With ninety-five percent of the world’s consumers live outside of the United States, Assistant Secretary Jose W. Fernandez for Bureau of Economic and Business Affairs today underlined that exports are critically important for the health of our economy.
On his remarks at Denver in Colorado, Mr. Fernandez said Colorado is no strangers to exports.
He notes that nearly one-quarter of all manufacturing workers depend on exports for their jobs.
Mr. Fernandez cites that companies like the 2011 recipients of the “Governor’s Award for Excellence in Exporting” StoneAge Inc., Abound Solar, Magnolia Trade, and RNL.
“And this is why two years ago in 2009, President Obama launched the National Export Initiative, with the goal of doubling U.S. exports in five years.”
– Mr. Fernandez
Trade Data Shows Increased Exports
According to Mr. Fernandez, this month’s trade data shows that U.S. exports have continued to increase this year, despite some really difficult economic conditions abroad.
The US is on track to meet the President’s goal. U.S. exports over the past 12 months have reached historic highs, and represent an increase of nearly 36 percent over the levels we started with, he reported.

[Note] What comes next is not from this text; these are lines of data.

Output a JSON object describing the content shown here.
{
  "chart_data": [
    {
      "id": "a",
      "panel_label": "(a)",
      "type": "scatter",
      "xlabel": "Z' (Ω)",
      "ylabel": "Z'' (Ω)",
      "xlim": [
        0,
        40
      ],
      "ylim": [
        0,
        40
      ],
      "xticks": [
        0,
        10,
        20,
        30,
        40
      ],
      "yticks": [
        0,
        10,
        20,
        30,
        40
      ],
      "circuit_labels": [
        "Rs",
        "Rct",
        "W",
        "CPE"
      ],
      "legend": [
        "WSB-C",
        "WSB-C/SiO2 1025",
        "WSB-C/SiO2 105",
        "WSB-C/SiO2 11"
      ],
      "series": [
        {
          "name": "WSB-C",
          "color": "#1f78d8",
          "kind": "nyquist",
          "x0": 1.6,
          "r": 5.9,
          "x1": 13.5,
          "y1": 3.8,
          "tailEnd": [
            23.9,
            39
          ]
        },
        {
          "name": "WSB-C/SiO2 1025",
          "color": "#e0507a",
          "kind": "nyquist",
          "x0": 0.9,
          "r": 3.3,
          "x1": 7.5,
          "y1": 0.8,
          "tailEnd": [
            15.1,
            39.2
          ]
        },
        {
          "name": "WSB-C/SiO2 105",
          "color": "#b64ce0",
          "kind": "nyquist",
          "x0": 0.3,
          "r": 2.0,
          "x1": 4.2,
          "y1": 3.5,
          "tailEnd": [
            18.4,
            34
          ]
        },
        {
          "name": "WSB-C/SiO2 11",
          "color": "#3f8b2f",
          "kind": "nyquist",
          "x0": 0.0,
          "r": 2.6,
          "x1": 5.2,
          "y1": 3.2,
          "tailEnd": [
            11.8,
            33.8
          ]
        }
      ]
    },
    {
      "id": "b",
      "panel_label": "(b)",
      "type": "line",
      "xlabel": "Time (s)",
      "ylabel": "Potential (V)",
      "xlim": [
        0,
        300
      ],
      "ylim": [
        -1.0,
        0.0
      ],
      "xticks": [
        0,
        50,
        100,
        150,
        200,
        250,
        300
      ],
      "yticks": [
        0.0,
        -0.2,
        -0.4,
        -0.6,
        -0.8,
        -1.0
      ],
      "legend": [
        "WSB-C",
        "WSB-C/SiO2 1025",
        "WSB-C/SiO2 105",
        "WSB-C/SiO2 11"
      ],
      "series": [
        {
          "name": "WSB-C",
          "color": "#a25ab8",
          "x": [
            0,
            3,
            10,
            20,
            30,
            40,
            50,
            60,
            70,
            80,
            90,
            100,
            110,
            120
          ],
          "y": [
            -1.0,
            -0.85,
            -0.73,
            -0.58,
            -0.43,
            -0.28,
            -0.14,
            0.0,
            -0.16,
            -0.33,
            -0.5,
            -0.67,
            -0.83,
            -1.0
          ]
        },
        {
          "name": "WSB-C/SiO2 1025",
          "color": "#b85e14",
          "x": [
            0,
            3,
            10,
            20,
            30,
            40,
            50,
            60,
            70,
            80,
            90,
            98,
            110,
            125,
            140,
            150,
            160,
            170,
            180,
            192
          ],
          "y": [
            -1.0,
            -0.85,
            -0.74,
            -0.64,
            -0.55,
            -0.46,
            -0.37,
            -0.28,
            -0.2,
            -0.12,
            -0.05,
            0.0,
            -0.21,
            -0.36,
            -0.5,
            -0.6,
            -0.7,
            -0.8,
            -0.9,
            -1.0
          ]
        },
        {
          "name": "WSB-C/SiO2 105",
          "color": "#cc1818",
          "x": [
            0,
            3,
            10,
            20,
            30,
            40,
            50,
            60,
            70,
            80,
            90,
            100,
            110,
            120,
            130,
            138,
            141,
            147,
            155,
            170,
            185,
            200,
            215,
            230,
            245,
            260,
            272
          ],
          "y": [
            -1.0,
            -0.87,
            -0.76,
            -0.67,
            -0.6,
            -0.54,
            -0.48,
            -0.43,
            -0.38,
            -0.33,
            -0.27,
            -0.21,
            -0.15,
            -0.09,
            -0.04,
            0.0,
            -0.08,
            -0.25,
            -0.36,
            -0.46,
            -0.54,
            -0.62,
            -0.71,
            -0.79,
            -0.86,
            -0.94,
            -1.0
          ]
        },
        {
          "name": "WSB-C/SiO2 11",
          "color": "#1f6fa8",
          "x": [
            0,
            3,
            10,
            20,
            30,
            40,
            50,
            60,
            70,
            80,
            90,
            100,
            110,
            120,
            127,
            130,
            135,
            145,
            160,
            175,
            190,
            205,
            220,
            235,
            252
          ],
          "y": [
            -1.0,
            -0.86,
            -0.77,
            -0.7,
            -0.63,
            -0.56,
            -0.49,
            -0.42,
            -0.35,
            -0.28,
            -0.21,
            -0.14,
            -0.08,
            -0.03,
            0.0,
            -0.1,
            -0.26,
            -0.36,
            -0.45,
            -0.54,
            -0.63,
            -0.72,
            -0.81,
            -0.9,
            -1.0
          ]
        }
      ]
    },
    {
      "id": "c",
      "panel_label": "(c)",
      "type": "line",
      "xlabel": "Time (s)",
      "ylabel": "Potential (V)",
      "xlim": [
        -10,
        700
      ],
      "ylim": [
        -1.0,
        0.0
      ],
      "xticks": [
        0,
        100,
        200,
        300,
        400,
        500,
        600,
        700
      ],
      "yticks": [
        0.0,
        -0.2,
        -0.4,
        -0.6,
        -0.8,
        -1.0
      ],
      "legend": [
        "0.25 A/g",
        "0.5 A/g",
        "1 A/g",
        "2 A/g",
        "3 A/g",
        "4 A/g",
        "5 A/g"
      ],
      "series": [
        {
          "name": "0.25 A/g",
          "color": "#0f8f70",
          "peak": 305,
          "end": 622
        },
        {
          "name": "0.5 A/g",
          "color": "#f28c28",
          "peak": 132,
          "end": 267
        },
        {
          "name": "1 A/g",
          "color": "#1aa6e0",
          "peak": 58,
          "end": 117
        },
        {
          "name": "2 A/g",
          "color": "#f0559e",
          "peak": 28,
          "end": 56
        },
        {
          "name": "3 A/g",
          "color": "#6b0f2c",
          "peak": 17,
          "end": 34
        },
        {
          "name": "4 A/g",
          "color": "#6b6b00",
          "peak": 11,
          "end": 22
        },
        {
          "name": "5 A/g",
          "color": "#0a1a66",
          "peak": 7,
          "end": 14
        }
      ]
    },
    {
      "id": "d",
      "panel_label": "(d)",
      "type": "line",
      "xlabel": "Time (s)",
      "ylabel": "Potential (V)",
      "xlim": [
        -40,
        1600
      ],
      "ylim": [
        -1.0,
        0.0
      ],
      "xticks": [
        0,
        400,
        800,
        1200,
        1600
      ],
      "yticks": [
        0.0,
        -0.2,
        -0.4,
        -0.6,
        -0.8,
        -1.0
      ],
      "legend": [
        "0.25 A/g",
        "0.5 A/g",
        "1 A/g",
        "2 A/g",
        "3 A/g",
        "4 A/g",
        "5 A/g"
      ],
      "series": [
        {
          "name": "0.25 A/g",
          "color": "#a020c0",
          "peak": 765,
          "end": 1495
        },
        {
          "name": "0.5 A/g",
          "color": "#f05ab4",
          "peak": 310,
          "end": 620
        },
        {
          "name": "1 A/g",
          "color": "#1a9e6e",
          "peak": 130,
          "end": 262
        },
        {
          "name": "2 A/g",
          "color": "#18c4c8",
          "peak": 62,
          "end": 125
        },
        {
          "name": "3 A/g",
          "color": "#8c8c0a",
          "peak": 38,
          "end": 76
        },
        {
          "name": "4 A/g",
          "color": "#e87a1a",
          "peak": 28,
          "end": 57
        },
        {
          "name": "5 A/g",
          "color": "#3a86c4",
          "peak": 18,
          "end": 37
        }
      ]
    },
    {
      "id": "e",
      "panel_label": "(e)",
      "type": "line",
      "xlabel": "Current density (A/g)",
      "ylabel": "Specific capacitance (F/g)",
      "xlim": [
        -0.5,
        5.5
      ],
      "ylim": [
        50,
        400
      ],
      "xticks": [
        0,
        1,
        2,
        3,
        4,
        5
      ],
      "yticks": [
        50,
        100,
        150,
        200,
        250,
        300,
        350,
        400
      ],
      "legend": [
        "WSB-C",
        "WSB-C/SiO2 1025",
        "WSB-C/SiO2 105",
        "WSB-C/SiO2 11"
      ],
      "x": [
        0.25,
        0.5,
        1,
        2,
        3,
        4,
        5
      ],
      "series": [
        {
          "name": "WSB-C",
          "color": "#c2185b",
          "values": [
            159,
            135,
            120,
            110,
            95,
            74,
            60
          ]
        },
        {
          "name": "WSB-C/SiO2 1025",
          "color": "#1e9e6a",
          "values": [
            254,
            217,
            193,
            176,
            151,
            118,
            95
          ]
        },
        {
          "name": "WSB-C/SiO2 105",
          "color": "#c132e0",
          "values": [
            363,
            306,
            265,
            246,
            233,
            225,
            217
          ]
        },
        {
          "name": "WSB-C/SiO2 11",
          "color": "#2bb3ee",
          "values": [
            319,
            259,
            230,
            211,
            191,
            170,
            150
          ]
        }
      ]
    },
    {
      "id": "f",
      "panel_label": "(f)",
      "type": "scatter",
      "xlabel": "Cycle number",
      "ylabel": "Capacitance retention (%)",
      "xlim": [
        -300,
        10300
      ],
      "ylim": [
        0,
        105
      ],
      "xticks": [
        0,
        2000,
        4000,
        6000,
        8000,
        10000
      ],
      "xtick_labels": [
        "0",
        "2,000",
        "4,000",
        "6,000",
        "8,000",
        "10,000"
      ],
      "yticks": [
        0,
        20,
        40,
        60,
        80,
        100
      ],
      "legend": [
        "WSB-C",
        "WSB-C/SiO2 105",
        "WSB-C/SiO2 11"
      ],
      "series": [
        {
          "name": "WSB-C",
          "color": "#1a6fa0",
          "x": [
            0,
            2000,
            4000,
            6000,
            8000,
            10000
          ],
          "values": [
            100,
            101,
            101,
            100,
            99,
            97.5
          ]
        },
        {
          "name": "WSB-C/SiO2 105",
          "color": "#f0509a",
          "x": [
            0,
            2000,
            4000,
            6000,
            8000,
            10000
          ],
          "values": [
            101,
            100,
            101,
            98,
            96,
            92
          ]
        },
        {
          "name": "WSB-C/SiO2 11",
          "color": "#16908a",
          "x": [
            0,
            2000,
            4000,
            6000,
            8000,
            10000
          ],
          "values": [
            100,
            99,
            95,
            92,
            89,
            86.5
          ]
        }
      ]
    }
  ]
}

He says although U.S. exporters are facing headwinds, particularly from what’s going on in Europe, the U.S. is well on pace to again achieve record levels of exports in 2012.
President Obama’s export goal was coupled with a promise that those exports would support as many as two million good, high-paying, export-related jobs here at home, he added.
He indicates that record-breaking levels of U.S. exports have already supported an additional 1.2 million U.S. jobs.
According to data released by the Bureau of Economic Analysis (BEA) of the U.S. Commerce Department said the United States exported $177.8 billion in goods and services in November, 2011.
Exports have been growing at an annualized rate of 15.9 percent
Exports of goods and services in 2011 totaled $2.089 trillion, which is 32.64 percent above the level of exports in 2009. Over the last twelve months, exports have been growing at an annualized rate of 15.9 percent when compared to 2009, a pace greater than the 15 percent required to double exports by the end of 2014.
Among the major export markets (i.e., markets with at least $6 billion in annual imports of U.S. goods), the countries with the largest annualized increase in U.S. goods purchases, when compared to 2009, occurred in Turkey (45.4 percent), Panama (40.6 percent), Honduras (37.0 percent), Argentina (33.4 percent), Hong Kong (32.9 percent), Peru (30.7 percent), Chile (29.2 percent), Brazil (29.1 percent), South Africa (28.7 percent), and Thailand (27.7 percent).